What do you think medical students should be taught regarding how sex and gender relate to health and disease?

I will preface my answer by saying there tends to be a trend towards enumerating all the things medical schools need to be teaching, but there are only so many hours in the day. I know how busy medical students are and how much we already have to learn.

That being said, there are definitely ways we can take what we are already learning and make sure that it’s taught in a responsible and sex/gender-conscious way. For example, when medical schools teach about diseases, instructors should make sure to point out any known sex and gender differences and tell medical students when we don’t know if there are any differences. Let’s get medical students fired up to do research to answer these questions. An important part of med school is being aware of where the holes are and inspiring people to fill in those gaps.

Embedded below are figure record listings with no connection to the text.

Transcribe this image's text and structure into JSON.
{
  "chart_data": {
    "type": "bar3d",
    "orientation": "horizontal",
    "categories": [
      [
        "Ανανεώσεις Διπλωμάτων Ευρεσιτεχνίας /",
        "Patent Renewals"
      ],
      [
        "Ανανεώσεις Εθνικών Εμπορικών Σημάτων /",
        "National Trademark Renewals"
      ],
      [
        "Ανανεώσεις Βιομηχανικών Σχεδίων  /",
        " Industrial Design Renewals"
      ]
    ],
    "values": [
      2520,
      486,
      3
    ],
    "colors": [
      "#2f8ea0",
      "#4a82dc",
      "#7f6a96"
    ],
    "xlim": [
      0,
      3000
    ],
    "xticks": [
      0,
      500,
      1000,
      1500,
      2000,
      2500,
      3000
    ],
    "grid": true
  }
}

What part do you hope to play in the way medical practitioners approach sex and gender?

People realize that when you go to the gynecologist, you are a female-specific doctor, and that changes the way they interact with you. For me, it’s important to acknowledge the unique experience of being a woman and how that might affect health. For example, how does someone’s health relate to her being a mother, or her facing workplace discrimination, or to the gender roles at home? It’s important to keep those things in mind. I’m excited to be the kind of physician that talks about sex and gender, and hopefully my patients who are less comfortable with these topics will feel they can confide in me.

What are you looking forward to most in your medical career?

Having one! ;)

In all seriousness, I’m really looking forward to having these real, sensitive, and empowering conversations with my patients. Being a source of knowledge for other women is a huge honor. Not everyone is lucky enough to be trusted in that way.